The proposed learning-based NMPC strategy has an online computational complexity comparable to that of nominal MPC. We demonstrate the performance of the learning-based NMPC on two nonlinear systems, including a benchmark DC-DC converter case study, where Gaussian process modeling [7] is used for online learning of the nonlinear system dynamics based on closed-loop data.
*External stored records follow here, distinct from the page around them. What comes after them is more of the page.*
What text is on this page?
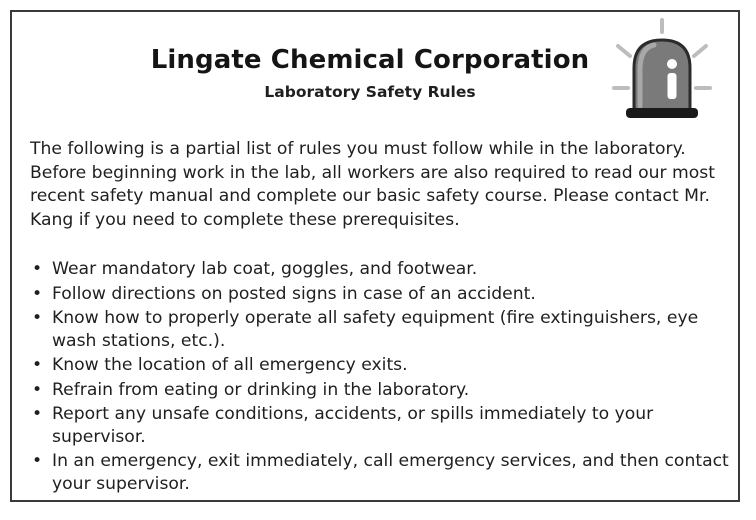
Lingate Chemical Corporation
Laboratory Safety Rules

The following is a partial list of rules you must follow while in the laboratory. Before beginning work in the lab, all workers are also required to read our most recent safety manual and complete our basic safety course. Please contact Mr. Kang if you need to complete these prerequisites.

• Wear mandatory lab coat, goggles, and footwear.
• Follow directions on posted signs in case of an accident.
• Know how to properly operate all safety equipment (fire extinguishers, eye wash stations, etc.).
• Know the location of all emergency exits.
• Refrain from eating or drinking in the laboratory.
• Report any unsafe conditions, accidents, or spills immediately to your supervisor.
• In an emergency, exit immediately, call emergency services, and then contact your supervisor.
Simulation results indicate that the learning-based NMPC leads to an enlarged domain of attraction and improved control performance due to, respectively, effective handling of chance constraints and computing the control cost based on learned dynamics.

References

[1]

D. Mayne, M. Seron and S. Rakovic, "Robust model predictive control of constrained linear systems with bounded disturbance.," Automatica, 2005.

[2]

A. Mesbah, "Stochastic model predictive control: An overview and perspectives for future research," IEEE Control Systems, 2016.

[3]

A. Aswani, H. Gonzalez, S. Shankar Sastry and C. Tomlin, "Provably safe and robust learning-based model predictive control," Automatica, 2013.

[4]

D. Limon, J. Calliess and J. Maciejowski, "Learning-based Nonlinear Model Predictive Control," in IFAC, 2017.

[5]

B. Kouvaritakis and M. Cannon, "Model predictive control: Classical, robust and stochastic.," Springer, 2015.

[6]

T. L. Santos, A. D. Bonzanini and A. Mesbah, "A Constraint-Tightening Approach to Nonlinear Model Predictive Control with Chance Constraints for Stochastic Systems," in Proceedings of IEEE Conference on Decision and Control, Submitted, 2018.

[7]

C. E. Rasmussen and K. I. Williams, Gaussian Processes for Machine Learning, Cambridge, Massachusetts; London, England: MIT Press, 2006.